We think the jury could very well find as more consistent with the result that both were traveling rapidly. If the taxicab was traveling slowly and the Pontiac rapidly, the tendency would be to shove the taxicab around more nearly in the center of Cain Street where the collision occurred without them both proceeding as far as they did south on Ferry Street and stopping further south of the point of collision. The jury by their experience and observation might have found that the rapid speed of the taxicab in contact with the rapid speed of the Pontiac caused them to skid in a diagonal line and in a more southerly direction than if the taxicab had been traveling slowly. It is sometimes difficult *325 to reproduce in the imagination an accident by observing the results of it. Sometimes they produce results which experience teaches are so unusual as not to be believable. But when juries and courts weigh conflicting evidence, the probabilities are important considerations. If the jury reached the conclusion that both cars were traveling at say fifty miles an hour, we would not be disposed to hold that such conclusion was contrary to the great weight of the evidence. On the other hand, we think the physical facts support that as the most probable conclusion as to how the accident occurred. Having reached that conclusion, the jury could find that the Pontiac did not stop at the sign and that its driver was negligent.

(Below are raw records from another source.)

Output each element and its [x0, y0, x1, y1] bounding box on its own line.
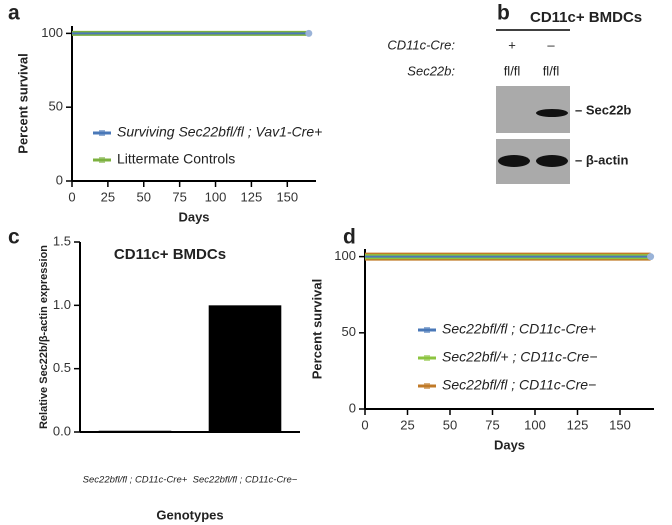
x-axis-label: Genotypes: [156, 507, 223, 522]
y-tick-label: 1.0: [53, 297, 71, 312]
blot-band: [536, 109, 568, 117]
x-tick-label: 25: [101, 189, 115, 204]
y-axis-label: Percent survival: [15, 53, 30, 153]
legend-swatch: [99, 130, 105, 136]
x-tick-label: 100: [205, 189, 227, 204]
censor-marker: [647, 253, 655, 261]
y-tick-label: 0.0: [53, 423, 71, 438]
y-tick-label: 1.5: [53, 233, 71, 248]
blot-band: [536, 155, 568, 167]
panel-label: d: [343, 226, 356, 249]
x-tick-label: 25: [400, 417, 414, 432]
x-tick-label: 50: [137, 189, 151, 204]
legend-label: Sec22bfl/fl ; CD11c-Cre+: [442, 321, 596, 337]
x-tick-label: 150: [276, 189, 298, 204]
x-tick-label: 125: [241, 189, 263, 204]
censor-marker: [305, 29, 313, 37]
x-tick-label: 100: [524, 417, 546, 432]
x-tick-label: 125: [567, 417, 589, 432]
legend-label: Sec22bfl/+ ; CD11c-Cre−: [442, 349, 597, 365]
bar: [208, 305, 282, 432]
x-axis-label: Days: [494, 437, 525, 452]
blot-row-label: Sec22b:: [407, 63, 455, 78]
blot-lane-label: fl/fl: [504, 63, 521, 78]
blot-lane-label: +: [508, 37, 516, 52]
y-tick-label: 100: [334, 248, 356, 263]
legend-swatch: [99, 157, 105, 163]
x-tick-label: Sec22bfl/fl ; CD11c-Cre+: [83, 475, 188, 486]
y-tick-label: 0.5: [53, 360, 71, 375]
legend-swatch: [424, 355, 430, 361]
chart-title: CD11c+ BMDCs: [114, 246, 226, 263]
panel-label: b: [497, 2, 510, 25]
x-tick-label: Sec22bfl/fl ; CD11c-Cre−: [193, 475, 298, 486]
legend-label: Surviving Sec22bfl/fl ; Vav1-Cre+: [117, 124, 322, 140]
legend-label: Littermate Controls: [117, 151, 235, 167]
x-axis-label: Days: [178, 209, 209, 224]
x-tick-label: 50: [443, 417, 457, 432]
y-tick-label: 0: [349, 400, 356, 415]
x-tick-label: 0: [361, 417, 368, 432]
legend-swatch: [424, 383, 430, 389]
blot-lane-label: fl/fl: [543, 63, 560, 78]
y-tick-label: 0: [56, 172, 63, 187]
x-tick-label: 0: [68, 189, 75, 204]
y-tick-label: 50: [49, 99, 63, 114]
blot-band: [498, 155, 530, 167]
y-tick-label: 100: [41, 25, 63, 40]
blot-band-label: – Sec22b: [575, 102, 631, 117]
blot-band-label: – β-actin: [575, 152, 629, 167]
y-tick-label: 50: [342, 324, 356, 339]
legend-label: Sec22bfl/fl ; CD11c-Cre−: [442, 377, 596, 393]
y-axis-label: Relative Sec22b/β-actin expression: [38, 245, 50, 429]
x-tick-label: 75: [485, 417, 499, 432]
blot-row-label: CD11c-Cre:: [387, 37, 455, 52]
x-tick-label: 150: [609, 417, 631, 432]
panel-label: a: [8, 2, 20, 25]
blot-lane-label: –: [547, 37, 555, 52]
panel-label: c: [8, 226, 20, 249]
legend-swatch: [424, 327, 430, 333]
x-tick-label: 75: [172, 189, 186, 204]
y-axis-label: Percent survival: [309, 279, 324, 379]
blot-title: CD11c+ BMDCs: [530, 9, 642, 26]
bar: [98, 430, 172, 432]
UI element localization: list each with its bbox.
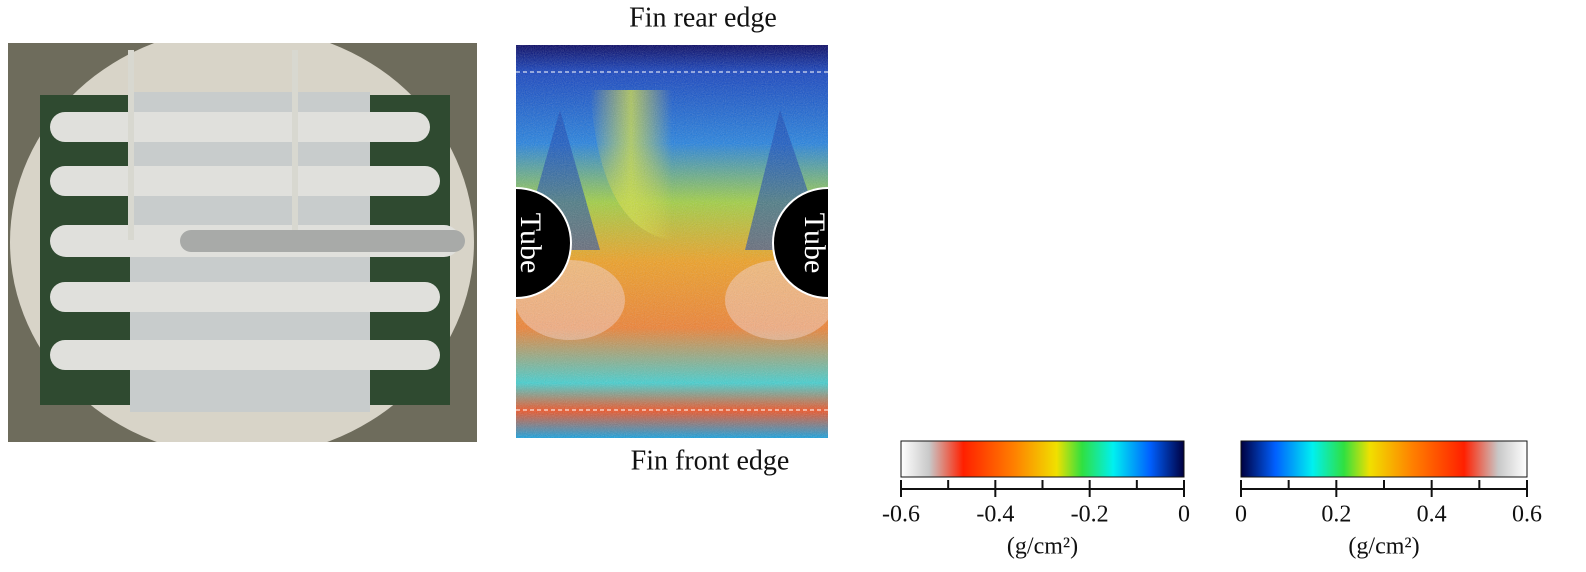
top-label: Fin rear edge: [629, 2, 777, 33]
colorbar: [900, 440, 1185, 478]
tick-label: 0.4: [1417, 502, 1447, 528]
colorbar: [1240, 440, 1528, 478]
tube-label: Tube: [798, 213, 831, 274]
tick-label: 0.6: [1512, 502, 1542, 528]
heatmap: [516, 45, 828, 438]
photo: [8, 43, 477, 442]
tube-label: Tube: [514, 213, 547, 274]
unit-label: (g/cm²): [1348, 534, 1419, 560]
tick-label: -0.4: [976, 502, 1014, 528]
tick-label: 0.2: [1321, 502, 1351, 528]
tick-label: 0: [1178, 502, 1190, 528]
tick-label: -0.2: [1071, 502, 1109, 528]
tick-label: -0.6: [882, 502, 920, 528]
tick-label: 0: [1235, 502, 1247, 528]
unit-label: (g/cm²): [1007, 534, 1078, 560]
bottom-label: Fin front edge: [631, 445, 790, 476]
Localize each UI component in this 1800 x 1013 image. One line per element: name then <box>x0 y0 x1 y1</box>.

But the taxicab, a public carrier, owed a high degree of care to its passengers. Capital Motor Lines v. Gillette,
We think the jury could find that traveling at such a speed as fifty miles an hour by the taxicab at the place and on the occasion was not an exercise of the care which the taxicab driver owed the passengers, and that if such was the speed it was a proximate contributing cause of the collision and injury to plaintiff.
This case does not come within the principle of Roberts v. Louisville Nashville R. Co.,
The foregoing discussion leads us to the conclusion that appellant was not entitled to the affirmative charge nor to have a new trial on the ground that the verdict was contrary to the great weight of the evidence. The judgment therefore must be affirmed.
Affirmed.
BROWN, LIVINGSTON, LAWSON, SIMPSON and STAKELY, JJ., concur.